Córsico Mariano

Mariano Córsico (Nano)

La imagen, ya un tanto añeja, nos parece actual. Juan José López en la mitad de la cancha, con la mirada perdida, tratando de entender lo inentendible, sacando cuentas para saber cuál de todos los puntitos inteligentes lo traicionó. Ahí, en el centro de la escena, rodeado de un grupo de jugadores que se va la B, de su mano. Y no hay tu tía.

Hoy River, ayer Instituto, Unión o Talleres. Siempre hay un ayer oscuro en la carrera de Jota Jota. Y entre los cientos de futbolistas que tuvieron la desdicha de acompañarlo, hay un poco de todo: figuras con cartel, otras sin tanto renombre, consagrados, desconocidos, juveniles, promesas y baldoseros, obvio.
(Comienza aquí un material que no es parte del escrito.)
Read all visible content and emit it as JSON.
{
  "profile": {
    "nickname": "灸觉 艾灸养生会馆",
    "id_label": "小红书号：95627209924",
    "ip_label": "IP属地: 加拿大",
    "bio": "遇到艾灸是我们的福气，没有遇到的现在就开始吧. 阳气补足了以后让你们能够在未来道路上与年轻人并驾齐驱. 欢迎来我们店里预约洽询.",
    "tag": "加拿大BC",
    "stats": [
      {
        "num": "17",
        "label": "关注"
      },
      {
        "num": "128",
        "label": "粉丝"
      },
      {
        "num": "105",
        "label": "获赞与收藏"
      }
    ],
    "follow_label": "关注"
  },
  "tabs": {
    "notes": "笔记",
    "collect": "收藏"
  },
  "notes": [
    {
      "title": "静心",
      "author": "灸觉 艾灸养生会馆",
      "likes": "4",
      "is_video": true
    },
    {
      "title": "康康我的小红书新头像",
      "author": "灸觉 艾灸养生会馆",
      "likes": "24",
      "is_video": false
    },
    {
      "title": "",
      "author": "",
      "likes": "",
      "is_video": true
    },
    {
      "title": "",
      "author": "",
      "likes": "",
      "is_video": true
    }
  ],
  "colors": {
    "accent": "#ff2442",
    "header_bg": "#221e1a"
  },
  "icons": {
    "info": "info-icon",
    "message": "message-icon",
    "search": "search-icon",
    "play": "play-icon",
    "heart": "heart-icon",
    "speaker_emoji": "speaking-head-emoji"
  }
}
Uno de tantos fue Mariano Córsico, un volante central cordobés que de entrada pidió credenciales para integrar el sitio: en 2000 debutó extraoficialmente con Gareca en un amistoso ¡contra Los Angeles Galaxy!

El debut posta, sin embargo, le llegaría mucho tiempo después, porque en el medio tuvo que ver como pasaban entrenadores que no le daban cabida, como el Checho Batista, e incluso probó suerte en México e Inglaterra. Su estreno en Talleres se produjo un partido ante Lanús, correspondiente a la última fecha del Clausura 2003.

Un gol ante Racing ese mismo año (el único que hizo en Argentina) le dio la fama efímera, que luego fue perdiendo, como la titularidad. Llegó el descenso tras la promoción ante Argentinos Juniors, un paso al Chateauroux de Francia (2004/05), una breve segunda vuelta con Talleres en el Nacional B (2005) y un viaje a Perú, donde logró lo que nunca antes, actuar en dos clubes del mismo país: Sport Boys (2006) y Deportivo Municipal (2007).

A comienzos de 2008 le tiraron la chance de ir a jugar a Chipre. Miró hacia atrás y no encontró demasiadas razones para negarse. Entonces firmó con el Olympiakos Nicosia, pero unos meses más tarde terminó yéndose al FC Zwolle, del under holandés. Ahí le perdimos el rastro, bastante lo seguimos. Tampoco vamos a andar actualizando la carrera a todos los que descienden con Jota Jota López. No nos alcanzaría la vida.

Reina Jorge

Jorge Fabián Reina (El Colo)

Atacante oriundo de Ciudadela que pasó de las inferiores de Vélez a Gimnasia y Esgrima de La Plata, donde prometió a fines de los 80’s, sin llegar a cristalizar todo lo bueno que se esperaba.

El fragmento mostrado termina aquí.